In 2017, with the help of Mennen’m La Tours, a Haitian-owned travel agency, I booked a trip with friends hoping to see a different side of my home, and I did. We divided our time between Port-au-Prince and Jacmel, and I was able to hike in the mountains, take a speedboat to a private island, and grind fresh coffee beans on a coffee plantation.

On one of our last nights, we visited a salon in a suburb of Pétionville. Pulling into some nondescript building we weren’t sure what to expect but quickly indulged in the music of the DJ. Later that night we witnessed a rara group performance; we were mesmerized as their drums rocked the room and the horns echoed in the night air.

At that time, I felt so much pride for my country.

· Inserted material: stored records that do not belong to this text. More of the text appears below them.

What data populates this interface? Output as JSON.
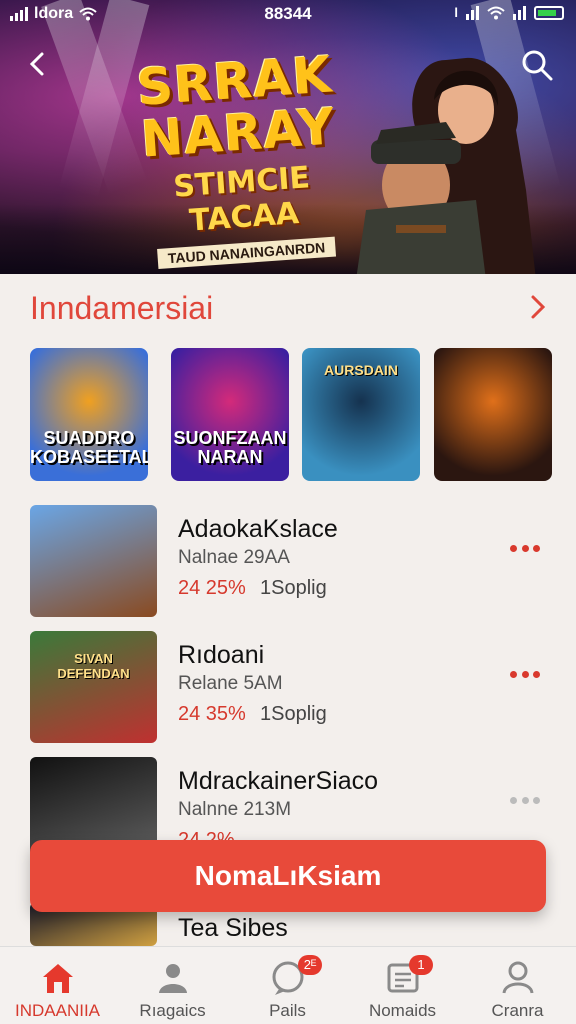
{
  "status_bar": {
    "carrier": "ldora",
    "time": "88344",
    "carrier_right": "l"
  },
  "hero": {
    "title_line1": "SRRAK",
    "title_line2": "NARAY",
    "title_line3": "STIMCIE TACAA",
    "title_line4": "TAUD NANAINGANRDN",
    "back_icon": "chevron-left-icon",
    "search_icon": "search-icon"
  },
  "section": {
    "title": "Inndamersiai",
    "arrow_icon": "chevron-right-icon"
  },
  "tiles": [
    {
      "top_label": "",
      "label": "SUADDRO\nKOBASEETALI",
      "colors": [
        "#f0a020",
        "#3a6fd8"
      ]
    },
    {
      "top_label": "",
      "label": "SUONFZAAN\nNARAN",
      "colors": [
        "#d42a7a",
        "#3b1fa0"
      ]
    },
    {
      "top_label": "AURSDAIN",
      "label": "",
      "colors": [
        "#15324f",
        "#3a90c0"
      ]
    },
    {
      "top_label": "",
      "label": "",
      "colors": [
        "#e0701a",
        "#2b1610"
      ]
    }
  ],
  "list": [
    {
      "title": "AdaokaKslace",
      "sub": "Nalnae 29AA",
      "pct": "24 25%",
      "meta": "1Soplig",
      "thumb_label": "",
      "colors": [
        "#6aa6e6",
        "#8a4a20"
      ]
    },
    {
      "title": "Rıdoani",
      "sub": "Relane 5AM",
      "pct": "24 35%",
      "meta": "1Soplig",
      "thumb_label": "SIVAN\nDEFENDAN",
      "colors": [
        "#3a7a3a",
        "#c03030"
      ]
    },
    {
      "title": "MdrackainerSiaco",
      "sub": "Nalnne 213M",
      "pct": "24 2%",
      "meta": "",
      "thumb_label": "",
      "colors": [
        "#111111",
        "#666666"
      ]
    },
    {
      "title": "Tea Sibes",
      "sub": "",
      "pct": "",
      "meta": "",
      "thumb_label": "",
      "colors": [
        "#1a1a2a",
        "#d0a040"
      ]
    }
  ],
  "cta": {
    "label": "NomaLıKsiam"
  },
  "nav": [
    {
      "label": "INDAANIIA",
      "icon": "home-icon",
      "badge": "",
      "active": true
    },
    {
      "label": "Rıagaics",
      "icon": "profile-icon",
      "badge": "",
      "active": false
    },
    {
      "label": "Pails",
      "icon": "chat-icon",
      "badge": "2ᴱ",
      "active": false
    },
    {
      "label": "Nomaids",
      "icon": "document-icon",
      "badge": "1",
      "active": false
    },
    {
      "label": "Cranra",
      "icon": "user-icon",
      "badge": "",
      "active": false
    }
  ],
  "colors": {
    "accent": "#e0473b",
    "cta": "#e84a3a"
  }
}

I felt connected to the place I had left as a child, and seeing Haiti outside the prism of poverty helped me appreciate my homeland even more.

Haiti faces an uphill battle with its current economic and political problems. The country currently has no functioning government, and the US State Department issued a Level 4 warning (the most serious level) for all non-essential travel due to the ongoing civil unrest.

While things look bleak, I think it’s important for those who have never been to know that, like so many countries portrayed negatively in the news, Haiti is much more than what the headlines talk about. . It is a beautiful country with a lot to offer. In fact, Haiti has a long history as a destination for adventure seekers, and my own visits have revealed that there is still so much that I would love to see someday.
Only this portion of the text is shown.